Ik sta bij de vleeswaren te wachten op mijn beurt. Als het zover is hoor ik een van de dames
>Wat mag het wezen?<
Oh jeh! Kennelijk ingeburgerd bij een stadgenoot!
Het knappe gezichtje met duidelijk anatolische trekken kijkt me vol verwachting aan.
Gelukkig, denk ik, heb ik nog geen reuma! Dus kan ik het pakje vleeswaren aanwijzen.
>Deze daar, graag!< Haar mooie donkere ogen lichten duidelijk even op. >Weer zo een<!
De gedachte houdt een glimlach tegen.
Het is zondagmiddag en ik heb geluk. Sinds de Mozart-herdenking, waarbij ik via de tv kon kennismaken met Lang-Lang en zijn prestatie, ben ik van deze »jongen« zeer onder de indruk. Nadien ga je dan op zoek en treft je hem, of op de radio, of op de tv (ja, dat zeg je zo in Nederland!) en je ontdekt steeds meer. Is het nu zijn oost-aziatische »invalshoek« of heeft op die leeftijd al echt een eigen stijl ontwikkeld?
Er zijn gelukkig al een massa jonge en goede pianisten. Alleen al Koningin Elisabeth doet er iedere drie jaar al een schepje bovenop. En die moeten toch allemaal hun weg kunnen vinden.
Maar, dan blijkt, dat er geen uitzondering gemaakt wordt. Zoals al eerder vertoond (!) hebben sommige pianisten een »lievelingsstuk«, dat ze graag overal ten gehore willen brengen. Met het bekende risico van dien. Er gaat wel eens iets mis. Maar wie let er daarom op in het mitrailleurvuur van het spel en hitte van het »gevecht«?

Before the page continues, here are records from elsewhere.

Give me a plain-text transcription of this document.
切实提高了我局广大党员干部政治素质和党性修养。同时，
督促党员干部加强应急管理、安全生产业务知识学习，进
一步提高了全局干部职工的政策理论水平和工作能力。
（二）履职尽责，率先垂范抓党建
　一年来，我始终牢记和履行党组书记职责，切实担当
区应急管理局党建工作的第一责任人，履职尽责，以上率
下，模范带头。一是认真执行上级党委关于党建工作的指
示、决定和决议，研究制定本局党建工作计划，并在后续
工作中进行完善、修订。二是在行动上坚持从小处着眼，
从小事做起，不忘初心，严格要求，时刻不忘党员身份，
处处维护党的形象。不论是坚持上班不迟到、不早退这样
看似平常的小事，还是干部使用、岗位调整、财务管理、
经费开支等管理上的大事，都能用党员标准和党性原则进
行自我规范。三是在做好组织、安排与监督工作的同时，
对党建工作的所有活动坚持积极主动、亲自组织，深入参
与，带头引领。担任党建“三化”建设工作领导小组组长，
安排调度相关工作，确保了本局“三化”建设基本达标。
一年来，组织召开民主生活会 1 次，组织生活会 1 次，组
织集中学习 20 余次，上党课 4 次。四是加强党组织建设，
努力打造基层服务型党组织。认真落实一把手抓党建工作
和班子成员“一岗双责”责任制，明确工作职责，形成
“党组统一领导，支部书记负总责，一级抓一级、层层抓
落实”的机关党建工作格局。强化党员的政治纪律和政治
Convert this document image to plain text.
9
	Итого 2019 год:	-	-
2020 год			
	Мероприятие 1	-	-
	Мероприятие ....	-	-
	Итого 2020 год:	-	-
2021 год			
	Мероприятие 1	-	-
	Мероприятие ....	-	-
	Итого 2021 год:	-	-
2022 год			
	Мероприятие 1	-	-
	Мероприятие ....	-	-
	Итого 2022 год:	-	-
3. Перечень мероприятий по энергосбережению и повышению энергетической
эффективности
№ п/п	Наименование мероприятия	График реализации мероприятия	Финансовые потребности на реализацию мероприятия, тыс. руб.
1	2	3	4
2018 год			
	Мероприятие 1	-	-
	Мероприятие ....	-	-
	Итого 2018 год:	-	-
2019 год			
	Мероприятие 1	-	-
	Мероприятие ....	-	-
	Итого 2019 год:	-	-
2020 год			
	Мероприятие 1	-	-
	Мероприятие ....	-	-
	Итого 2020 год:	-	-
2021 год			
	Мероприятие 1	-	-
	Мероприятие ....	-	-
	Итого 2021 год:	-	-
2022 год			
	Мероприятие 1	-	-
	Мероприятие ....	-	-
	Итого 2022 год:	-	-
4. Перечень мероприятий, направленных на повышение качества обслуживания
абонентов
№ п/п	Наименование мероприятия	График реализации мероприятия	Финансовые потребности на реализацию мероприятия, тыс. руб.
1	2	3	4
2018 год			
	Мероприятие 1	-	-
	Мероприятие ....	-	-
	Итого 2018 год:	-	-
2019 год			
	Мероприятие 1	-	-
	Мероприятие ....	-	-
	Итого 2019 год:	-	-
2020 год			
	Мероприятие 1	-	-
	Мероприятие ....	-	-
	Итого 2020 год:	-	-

Je kunt toch zo’n jongeman, die uit een totaal ander cultuur komt, niet kwalijk nemen, dat beide uitgevoerde werken niet in een adem gespeeld behoren te worden ?
Maar ze wisten kennelijk niet, dat die toegift zijn – tot-nog-toe- paradepaardje is. En de combinatie van van Beethoven en DEZE Liszt werd door mijnheer Shuffle en Mijnheer Bulldozer aardig onder de aarde gewerkt.